Jemima: Since the late 1980s there has been a move towards the hyper-financialization of everything and that all exploded in quite spectacular fashion with the 2008 financial crisis. But rather than that driving us away from it, it feels like we've doubled down on it, with crypto being the manifestation of the hyper financialization of everything because it’s the embodiment of the idea that the only point of finance is to make money, the idea that making money is a valuable pursuit in and of itself without creating any other value. Whereas the idea of the financial industry was not to make money for itself, it was to enable the rest of society to be able to exist and to loan us money for the effective use of capital to be deployed, etc.
We've got to a place where everything has become so hyper-financialized that a lot of people can't see the difference between a cryptocurrency which has no inherent value and a stock which is literally a share, a unit in a company, that is producing a service or a good which is supposedly something that we should value.
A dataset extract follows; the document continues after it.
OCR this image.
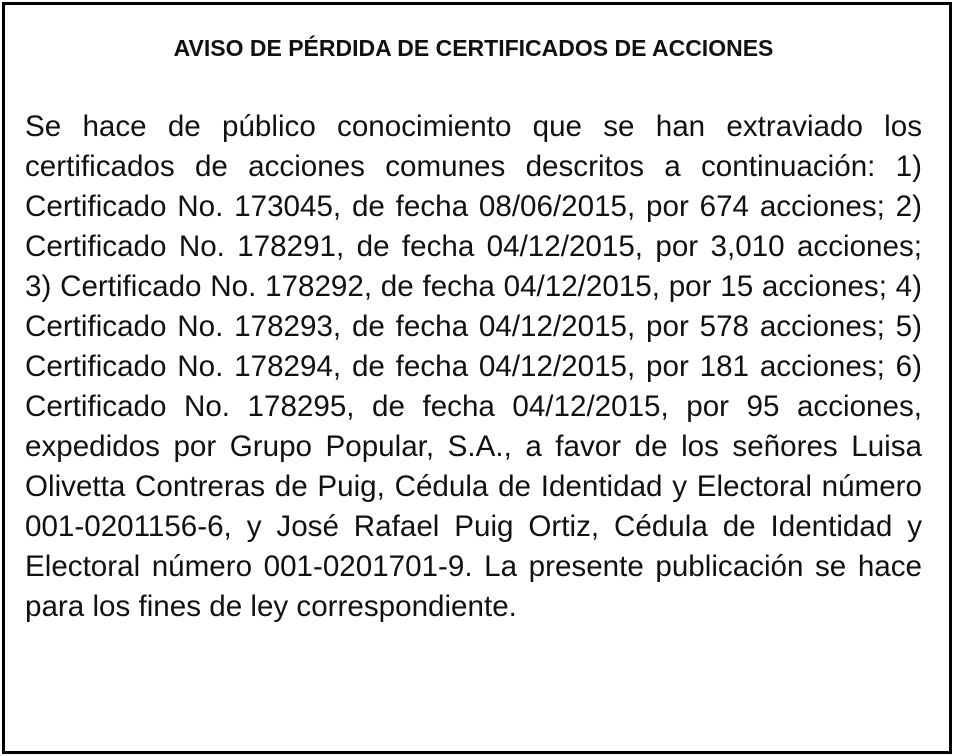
AVISO DE PÉRDIDA DE CERTIFICADOS DE ACCIONES

Se hace de público conocimiento que se han extraviado los certificados de acciones comunes descritos a continuación: 1) Certificado No. 173045, de fecha 08/06/2015, por 674 acciones; 2) Certificado No. 178291, de fecha 04/12/2015, por 3,010 acciones; 3) Certificado No. 178292, de fecha 04/12/2015, por 15 acciones; 4) Certificado No. 178293, de fecha 04/12/2015, por 578 acciones; 5) Certificado No. 178294, de fecha 04/12/2015, por 181 acciones; 6) Certificado No. 178295, de fecha 04/12/2015, por 95 acciones, expedidos por Grupo Popular, S.A., a favor de los señores Luisa Olivetta Contreras de Puig, Cédula de Identidad y Electoral número 001-0201156-6, y José Rafael Puig Ortiz, Cédula de Identidad y Electoral número 001-0201701-9. La presente publicación se hace para los fines de ley correspondiente.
It's also symptomatic of financial nihilism, which is where nothing really matters and it's all just a joke. I think this is ultimately connected to the decline of religion, just as so many things are, and that this is created in the void where religion used to be. You need other things to believe in, and one of them is this crazy thing called crypto that just makes you loads of money. And so now the God being worshipped is obviously money. There doesn't seem to me enough of a pushback against this idea, which I find quite grotesque.
Joanna: Looking back over last year, which topic or news item do you think best encapsulates 2024? If you could sum up 2024 in three words, what words would you choose?
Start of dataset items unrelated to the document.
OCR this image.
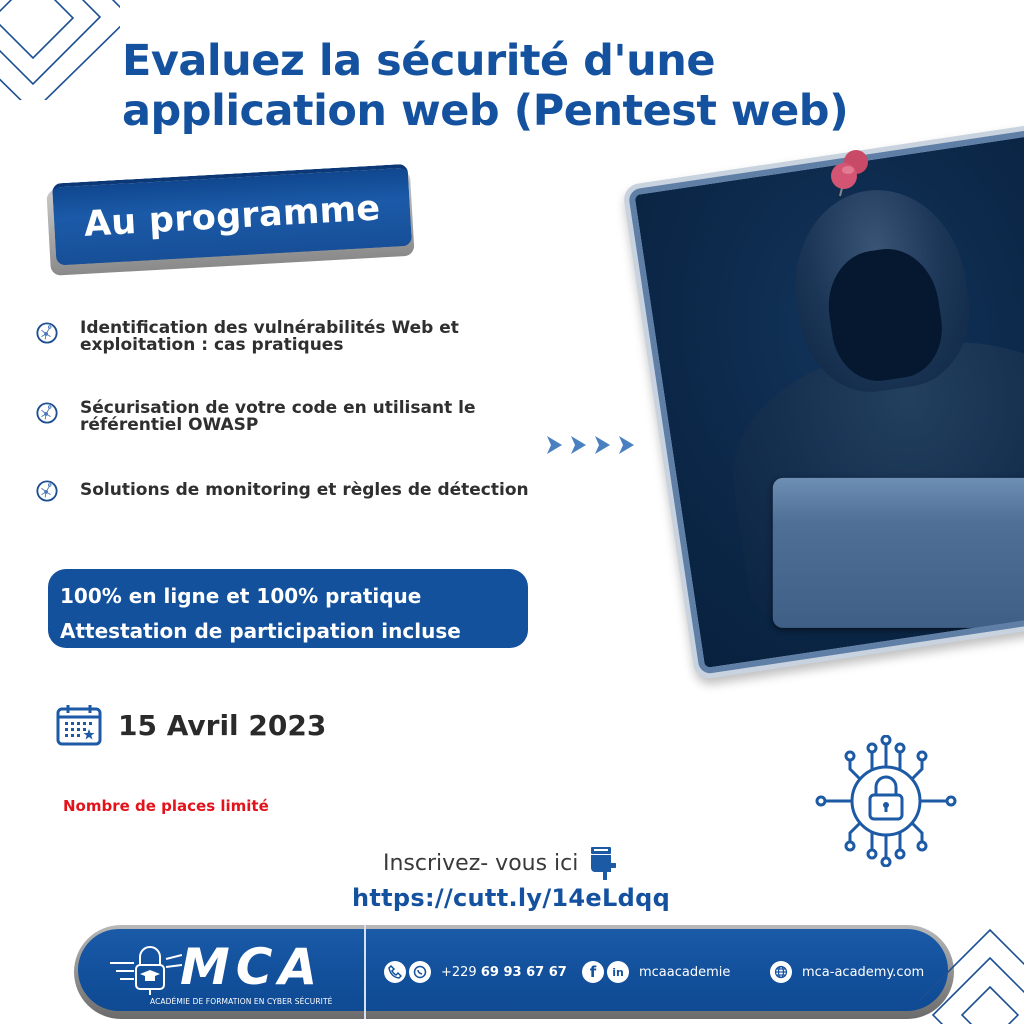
Evaluez la sécurité d'une
application web (Pentest web)
Au programme
Identification des vulnérabilités Web et
exploitation : cas pratiques
Sécurisation de votre code en utilisant le
référentiel OWASP
Solutions de monitoring et règles de détection
100% en ligne et 100% pratique
Attestation de participation incluse
15 Avril 2023
Nombre de places limité
Inscrivez- vous ici
https://cutt.ly/14eLdqq
MCA
ACADÉMIE DE FORMATION EN CYBER SÉCURITÉ
+229 69 93 67 67 f in mcaacademie	mca-academy.com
Jemima: Trump winning sums up 2024. And also Biden having to quickly step down after the debate. Maybe the debate is the thing that encapsulates 2024 because it was the exposing of the lie that had been pushed.
The words I would choose are vibes, hubris and reckoning, in that order. I feel that Trump’s victory was a real reckoning in 2024.
The hubris was encapsulated by the morning after the election results came through. It's a phrase that's been repeated a lot about Kamala Harris: it was said that she had run a “flawless campaign”. There are so many problems with calling it flawless, including the hubris after she loses to then still be calling it flawless. But people don't want their leaders to be flawless. None of us are flawless. Trump did a really good job of jumping onto that idea, being an anti-hero. He never presented himself as virtuous or as flawless and therefore there was never any veil that had to come off because we always knew what we were seeing and that's quite powerful.
When I was on Bluesky the day of the election and people were talking about how good it was looking for Kamala Harris, it all felt so hubristic. Bluesky has exacerbated this because there’s been a massive exodus this year from X to Bluesky from the left. And I've written about this and got the closest I’ve ever got to being “cancelled” for saying it, but Bluesky is a massive echo chamber and that really exacerbates the hubris and the inability to see what's really going on. Because X is so toxic right now, we've lost a place where you can see the reality. I think there’s going to be a recession from some of the more extreme “woke” ideology that was being pushed onto people, and there's going to be a re-evaluation of how progress should be achieved. That's why I use the word reckoning because the “woke” project has failed in many ways, and it is now time for a new approach.